• Monday, Dec 06, 2021
  • Last Update : 01:15 am

Sri Lanka: Dolphins, turtles killed by fire-ravaged ship

  • Published at 09:10 pm June 17th, 2021
Sri Lanka Dead Whale from Pollution
Volunteers checking the carcass of a blue whale that washed ashore at the island of Kayts, in the northern Jaffna region, as dozens of turtles and dolphins were killed by intense heat and chemical poisoning from a container ship that burned for almost two weeks off Sri Lanka, June 15, 2021 AFP

Officials said 48 dead turtles and 8 dolphins, had washed up on the country's western and southern beaches in recent weeks

Dozens of turtles and dolphins were killed by intense heat and chemical poisoning from a container ship that burned for almost two weeks off Sri Lanka, authorities said on Thursday.

The Singapore-registered MV X-Press Pearl has been partially submerged off the island nation's coast since early June after an onboard blaze released tons of plastic raw materials that swamped local beaches.

Wildlife officials said 48 dead turtles and eight dolphins, as well as many small fish, had washed up on the country's western and southern beaches in recent weeks.
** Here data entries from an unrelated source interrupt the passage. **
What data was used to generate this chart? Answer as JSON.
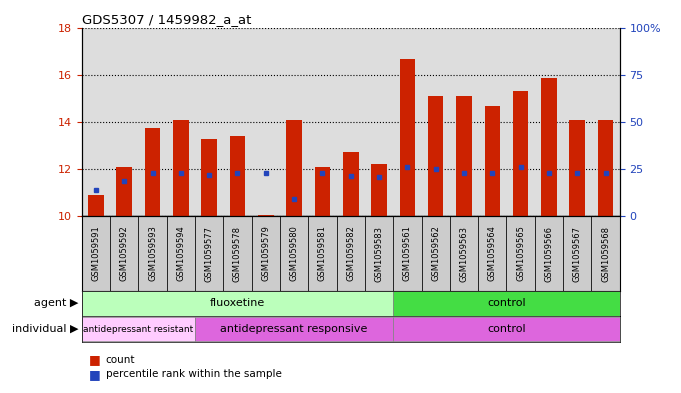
{
  "title": "GDS5307 / 1459982_a_at",
  "samples": [
    "GSM1059591",
    "GSM1059592",
    "GSM1059593",
    "GSM1059594",
    "GSM1059577",
    "GSM1059578",
    "GSM1059579",
    "GSM1059580",
    "GSM1059581",
    "GSM1059582",
    "GSM1059583",
    "GSM1059561",
    "GSM1059562",
    "GSM1059563",
    "GSM1059564",
    "GSM1059565",
    "GSM1059566",
    "GSM1059567",
    "GSM1059568"
  ],
  "bar_tops": [
    10.92,
    12.1,
    13.75,
    14.1,
    13.28,
    13.42,
    10.05,
    14.1,
    12.1,
    12.72,
    12.22,
    16.65,
    15.12,
    15.12,
    14.68,
    15.32,
    15.88,
    14.1,
    14.1
  ],
  "blue_y": [
    11.12,
    11.52,
    11.85,
    11.82,
    11.75,
    11.82,
    11.82,
    10.72,
    11.82,
    11.72,
    11.65,
    12.1,
    12.0,
    11.82,
    11.82,
    12.08,
    11.82,
    11.82,
    11.82
  ],
  "bar_color": "#cc2200",
  "blue_color": "#2244bb",
  "ymin": 10,
  "ymax": 18,
  "yticks": [
    10,
    12,
    14,
    16,
    18
  ],
  "y2ticks_vals": [
    10,
    12,
    14,
    16,
    18
  ],
  "y2ticks_labels": [
    "0",
    "25",
    "50",
    "75",
    "100%"
  ],
  "agent_fluoxetine_color": "#bbffbb",
  "agent_control_color": "#44dd44",
  "indiv_resistant_color": "#ffccff",
  "indiv_responsive_color": "#dd66dd",
  "indiv_control_color": "#dd66dd",
  "agent_groups": [
    {
      "label": "fluoxetine",
      "start": 0,
      "end": 11
    },
    {
      "label": "control",
      "start": 11,
      "end": 19
    }
  ],
  "individual_groups": [
    {
      "label": "antidepressant resistant",
      "start": 0,
      "end": 4
    },
    {
      "label": "antidepressant responsive",
      "start": 4,
      "end": 11
    },
    {
      "label": "control",
      "start": 11,
      "end": 19
    }
  ],
  "bar_width": 0.55,
  "tick_label_fontsize": 6.0,
  "title_fontsize": 9.5,
  "left_axis_color": "#cc2200",
  "right_axis_color": "#2244bb",
  "plot_bg_color": "#dddddd",
  "sample_bg_color": "#cccccc"
}
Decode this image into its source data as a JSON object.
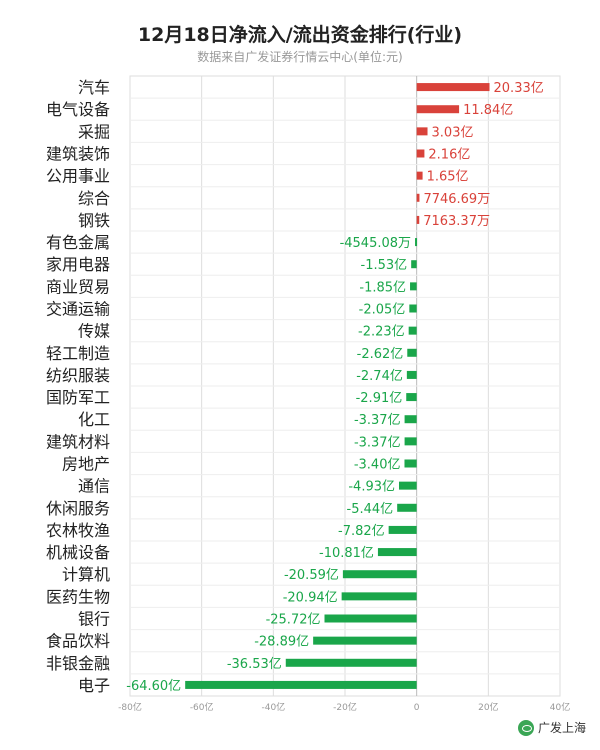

"To see these images of dead turtles and dolphins is very distressing for our people," Environment Ministry Secretary Anil Jasinghe told reporters in Colombo.

"The carcasses that washed up soon after the fire had clear signs of burns from the intense heat of the ship.

Jasinghe said preliminary reports also suggested that chemical poisoning was behind more recent discoveries of dead turtles.

Autopsies were being conducted to finalize the causes of death, he added.

Authorities were also probing the death of a 30-foot blue whale off the Jaffna peninsula about 400 kilometers north of Colombo.

The whale washed up on the islet of Kayts on Tuesday, officials said.

The burnt-out ship was known to be carrying 81 containers of hazardous chemicals, including 25 tons of nitric acid, when it caught fire.

Officials have said about 1,200 tons of plastic pellets and other debris scooped from beaches are being stored in 45 shipping containers.

They have also warned of the impact of microplastic pollution from the country's "worst marine disaster."

Sri Lanka is seeking $40 million in damages from the ship's operators X-Press Feeders.

Environmentalists are suing the government and X-Press Feeders for allegedly failing to prevent the disaster.

Sri Lankan police have launched a criminal probe against the ship's captain, chief engineer, and chief officer.